Under the Anti-Terrorism, Crime and Security Act Blunkett has the power to detain the men without trial, because their suspected involvement in international terrorism creates a “public emergency threatening the life of the nation”.

In order to imprison these men indefinitely the UK had to withdraw from European treaty agreements preventing member states from using internment without trial.

Peirce says the men should be tried under existing laws, but adds that the government has been unable to prosecute them conventionally because “the evidence against them is dependent either upon phone-tap evidence which we do not make admissible in criminal proceedings in this country” or was based on intelligence reports which MI5 want to remain secret.

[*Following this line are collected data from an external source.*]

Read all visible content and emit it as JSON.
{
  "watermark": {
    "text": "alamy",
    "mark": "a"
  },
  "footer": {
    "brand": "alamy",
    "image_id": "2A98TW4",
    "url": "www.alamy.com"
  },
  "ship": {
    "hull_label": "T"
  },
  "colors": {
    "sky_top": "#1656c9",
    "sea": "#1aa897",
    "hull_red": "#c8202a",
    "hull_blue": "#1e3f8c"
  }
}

Peirce said that promises to make sure the men had access to lawyers and other legal safeguards were broken by the government.

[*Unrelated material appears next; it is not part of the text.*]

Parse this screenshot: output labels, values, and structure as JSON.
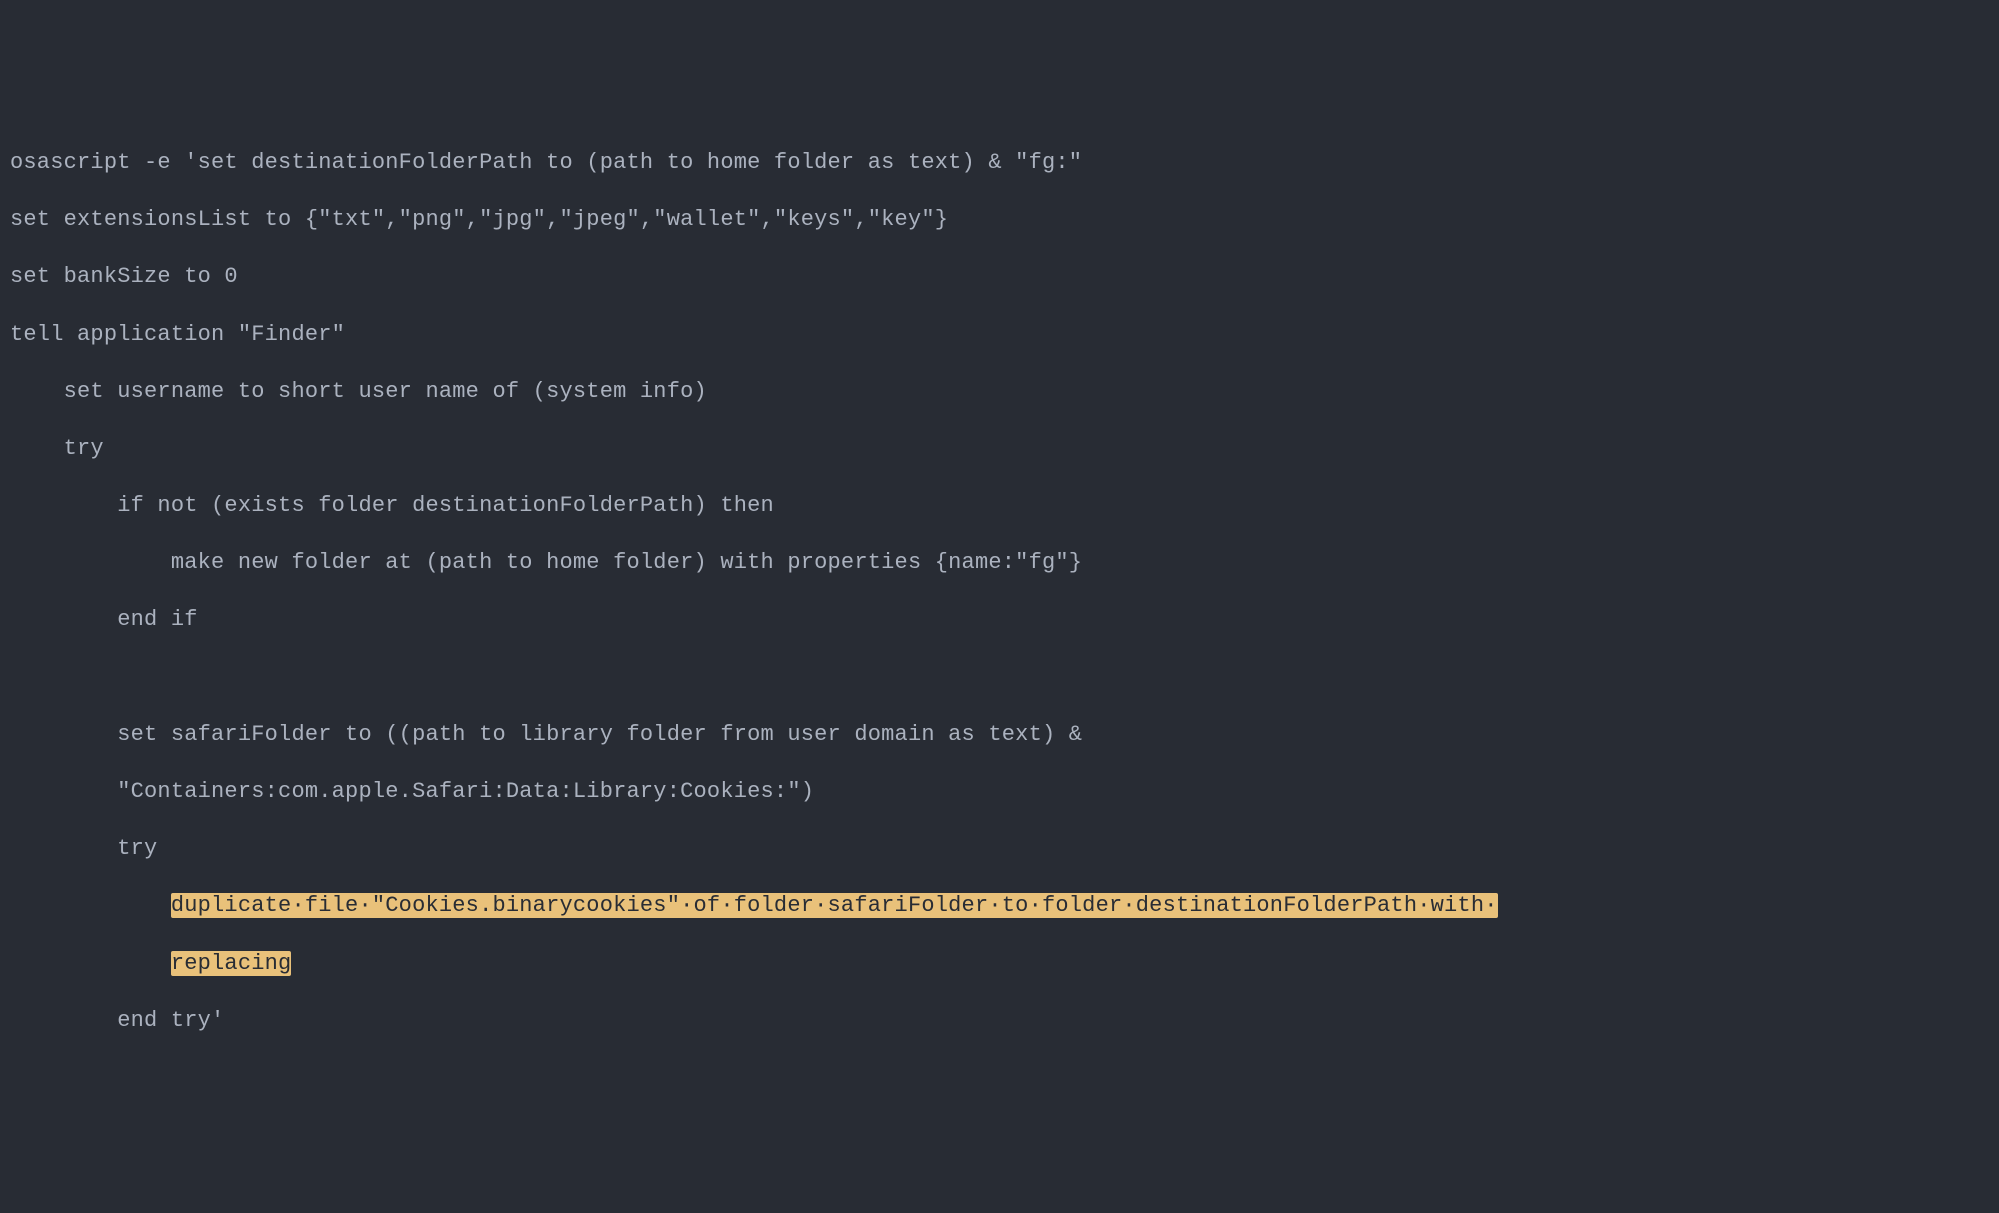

“Ten individuals were seized from their homes the morning after the legislation was passed and taken straight to Belmarsh Prison,” she said. “Their concerned families had no idea what had happened to them or where they had gone. Nobody was informed that they were arrested. By complete accident a number of them arrived on a landing in Belmarsh where one remand prisoner had a phone card and was able to phone his solicitor and inform her that a number of people were in Belmarsh who were not being allowed to make phone calls and who needed a lawyer urgently. Belmarsh refused visits until after Christmas.”

The evidence against the men amounted to a “few lines”, according to Peirce. “These were assertions, unsupported by any evidence whatsoever,” she said. “The failure to provide any evidence in real terms against the detainees was not just shocking but baffling in terms of the reassurance Parliament had been given.”

Those who were detained in custody were never arrested or even questioned by the police. Additionally, the Crown Prosecution Service (CPS) admitted that it had never been asked to decide whether or not the men could have been prosecuted

Peirce said: “In respect of internment … Parliament was successfully misled. There was never any consideration of prosecution of these men. Every single principle of open justice has been violated. They do not know what is said against them. What is said is said in secret. The state no longer has to prove its case beyond reasonable doubt. All that is required is that the Home Secretary had a reasonable suspicion. We must be very careful in our quest for national security that we do not totally undermine the values of democracy.”